It's ten years ago this week since we reported how a senior Labour politician got his first taste of the media spotlight in this newspaper.
Former Foreign Secretary Jack Straw sampled his first taste of political stardom on the front page of this newspaper in 1959, his newly-released memoirs reveal.
In 'Last Man Standing: Memories of a Political Survivor', Mr Straw tells of his childhood in Loughton - and of his media debut on the front cover of the West Essex Gazette, The Guardian's predecessor.
The budding politician, then a 13-year-old pupil of Brentwood School, had spent his summer holidays handing out pre-general election pamphlets for the local Labour Party in Debden and had been asked to make a speech at the group's election meeting.
"I was asked to supply a photograph for the paper. The only one we had was of me in my new straw boater," writes the MP for Blackburn.
"So there was young Straw, the budding socialist politician, on the front page, wearing one of the strongest symbols of privilege. It was yet another reminder of the two lives I led.
"I doubt the irony was lost on the readers of the West Essex Gazette."
The teenager's leafleting was in vain and Macmillan's Conservatives won the election - but Mr Straw has gone on to have a 33-year career in the Commons that has seen serve as Home Secretary, Foreign Secretary and Lord Chancellor.
Mr Straw was born in Buckhurst Hill in August 1946, one of five children.

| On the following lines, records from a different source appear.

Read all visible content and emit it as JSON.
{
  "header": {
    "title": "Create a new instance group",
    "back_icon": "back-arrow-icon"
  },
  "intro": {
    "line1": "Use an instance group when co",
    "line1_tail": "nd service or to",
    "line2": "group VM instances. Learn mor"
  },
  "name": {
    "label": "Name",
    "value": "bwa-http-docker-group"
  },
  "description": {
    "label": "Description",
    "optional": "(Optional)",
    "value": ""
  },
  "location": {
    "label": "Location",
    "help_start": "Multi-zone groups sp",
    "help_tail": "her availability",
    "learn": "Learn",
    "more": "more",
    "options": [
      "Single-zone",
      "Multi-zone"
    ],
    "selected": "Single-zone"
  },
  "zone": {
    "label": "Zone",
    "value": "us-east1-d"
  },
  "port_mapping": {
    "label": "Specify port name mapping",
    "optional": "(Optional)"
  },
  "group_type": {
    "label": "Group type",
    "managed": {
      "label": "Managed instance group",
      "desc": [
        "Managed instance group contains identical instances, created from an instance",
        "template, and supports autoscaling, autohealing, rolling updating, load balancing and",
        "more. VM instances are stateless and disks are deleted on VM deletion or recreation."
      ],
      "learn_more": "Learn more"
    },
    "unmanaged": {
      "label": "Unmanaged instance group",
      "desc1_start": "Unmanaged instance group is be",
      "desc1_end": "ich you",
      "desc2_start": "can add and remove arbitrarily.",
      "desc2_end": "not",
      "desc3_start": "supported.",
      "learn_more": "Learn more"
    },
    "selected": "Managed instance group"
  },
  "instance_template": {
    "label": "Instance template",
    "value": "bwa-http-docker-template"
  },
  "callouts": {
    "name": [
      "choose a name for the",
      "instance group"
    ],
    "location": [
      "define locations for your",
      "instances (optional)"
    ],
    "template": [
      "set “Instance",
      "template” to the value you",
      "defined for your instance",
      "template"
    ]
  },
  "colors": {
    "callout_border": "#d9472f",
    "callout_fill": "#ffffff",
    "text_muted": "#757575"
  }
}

The family lived in a two-bedroomed flat in Victoria Road, before moving to Pyrles Lane, Debden, in 1952.
In his autobiography, released on Thursday, September 27, he writes: "Out went their dreams of their own house in a respectable neighbourhood.
"In came the reality of 101 Pyrles Lane, a three-bedroomed maisonette on the first and second floors of a block of flats on a new council estate at the wrong end of Loughton."
Encouraged by his mother Joan Ormston - who went on to serve on both Epping Forest district and Loughton town councils - and inspired by his great-great-grandfather, who fought against enclosure and helped secure the conservation of the forest, Mr Straw began to deliver Labour Party leaflets around the Debden Estate.
It was there, on a rainy afternoon in 1959, that he was inspired to embark on a career in politics: "As I looked up at our block, I decided that being an MP sounded a great deal easier as a way of serving the Labour Party than delivering its leaflets in the rain. I would be an MP too."